Bu sene Erdemli de limonun kilosu 3 TL’ye kadar düşmüştür. Üreticiden 3 TL’ye alınan limon ki, (bu rakam bırakın üretim maliyetlerini toplama maliyeti dahi değildir.) Marketlerde kilosu 20 TL’nin üzerinde satılmaktadır.
Ne yazık ki ülkemizde muz konusunda da benzer bir durum yaşanmaktadır. Muz üreticisi de ithal edilen muz için uygulanan ayrıcalıklar nedeniyle bu sene kazanç sağlayamamıştır.
MISIR ÜRETİMİNDE KIRIKLIĞI YAŞANIYOR
Şuanda Mersin ilimizde mısır hasadı da başlamıştır.
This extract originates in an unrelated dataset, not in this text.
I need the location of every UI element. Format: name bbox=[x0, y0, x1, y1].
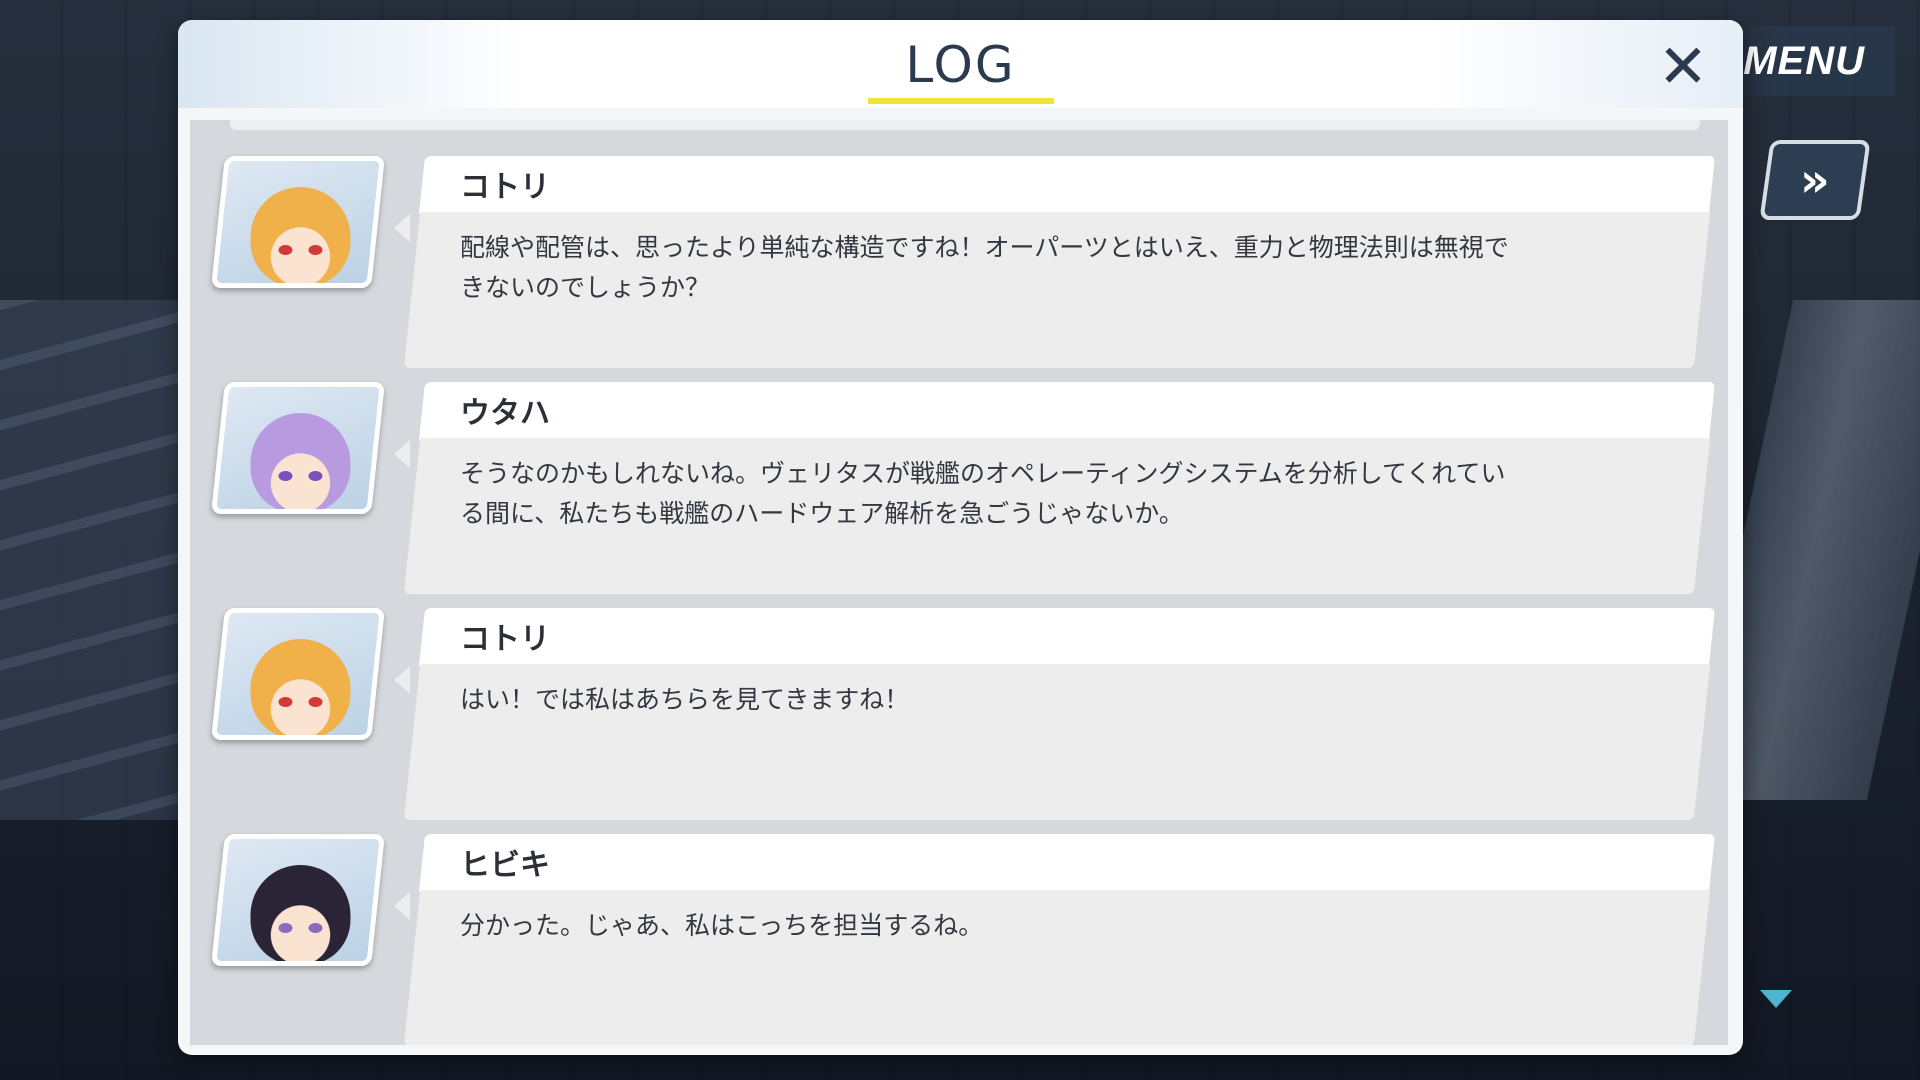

Büyük umutlarla başlanan hasat, buğday ve arpa hasadında olduğu gibi ne yazık ki üreticide büyük bir hayal kırıklığına yol açmıştır.
Hepinizin de bildiği gibi hükümet tarafından buğday fiyatı, ekmeklik buğday da ton başına 8 bin 250 TL açıklanmış, ayrıca da ton başına 1000 TL’de destek primi, verileceği söylenmişti.
Depoları ithal buğdayla dolu olan TMO, buğday üreticisine randevu dahi vermemiş, üretici bu durum karşısında buğdayını 5 TL’ye kadar tüccara satmak zorunda bırakılmıştır.
Bugün benzer bir durum ne yazık ki mısır hasadı sırasında da yaşanmaktadır.
HALA FİYAT AÇIKLANMADI, ZARARINA SATIŞ YAPILIYOR
Hasat başlamasına rağmen ortada TMO tarafından açıklanmış bir fiyat ne yazık ki yoktur.
Tek fiyat var ortada o da tüccarın 4,5 TL’lik maliyetlerin çok altındaki fiyatıdır.
Mersin’den daha dün döndüm. Geçen hafta mısır üreticileriyle birlikteydik.
Üretici biz bu fiyata mısır satarsak ‘çok zarar ederiz’ borçlarımızı ödemek için ‘varımızı yoğumuzu satmak zorunda kalırız’ demektedir.
Önünü göremeyen ve borçlu olan mısır üreticisi maliyetinin çok çok altında, 4,5 TL’ye zararına tüccara mısırını satmaya başlamıştır.
Bu nedenle, TMO’nun biran önce ve hiç vakit kaybetmeden mısır taban fiyatını açıklaması ve piyasada yerini alarak bir denge oluşturması gerekmektedir.
TMO taban fiyatta, maliyetleri, üreticilerin emeğini ve alın terini dikkate alarak üreticiyi mağdur etmeyecek iyi bir fiyat açıklamalıdır.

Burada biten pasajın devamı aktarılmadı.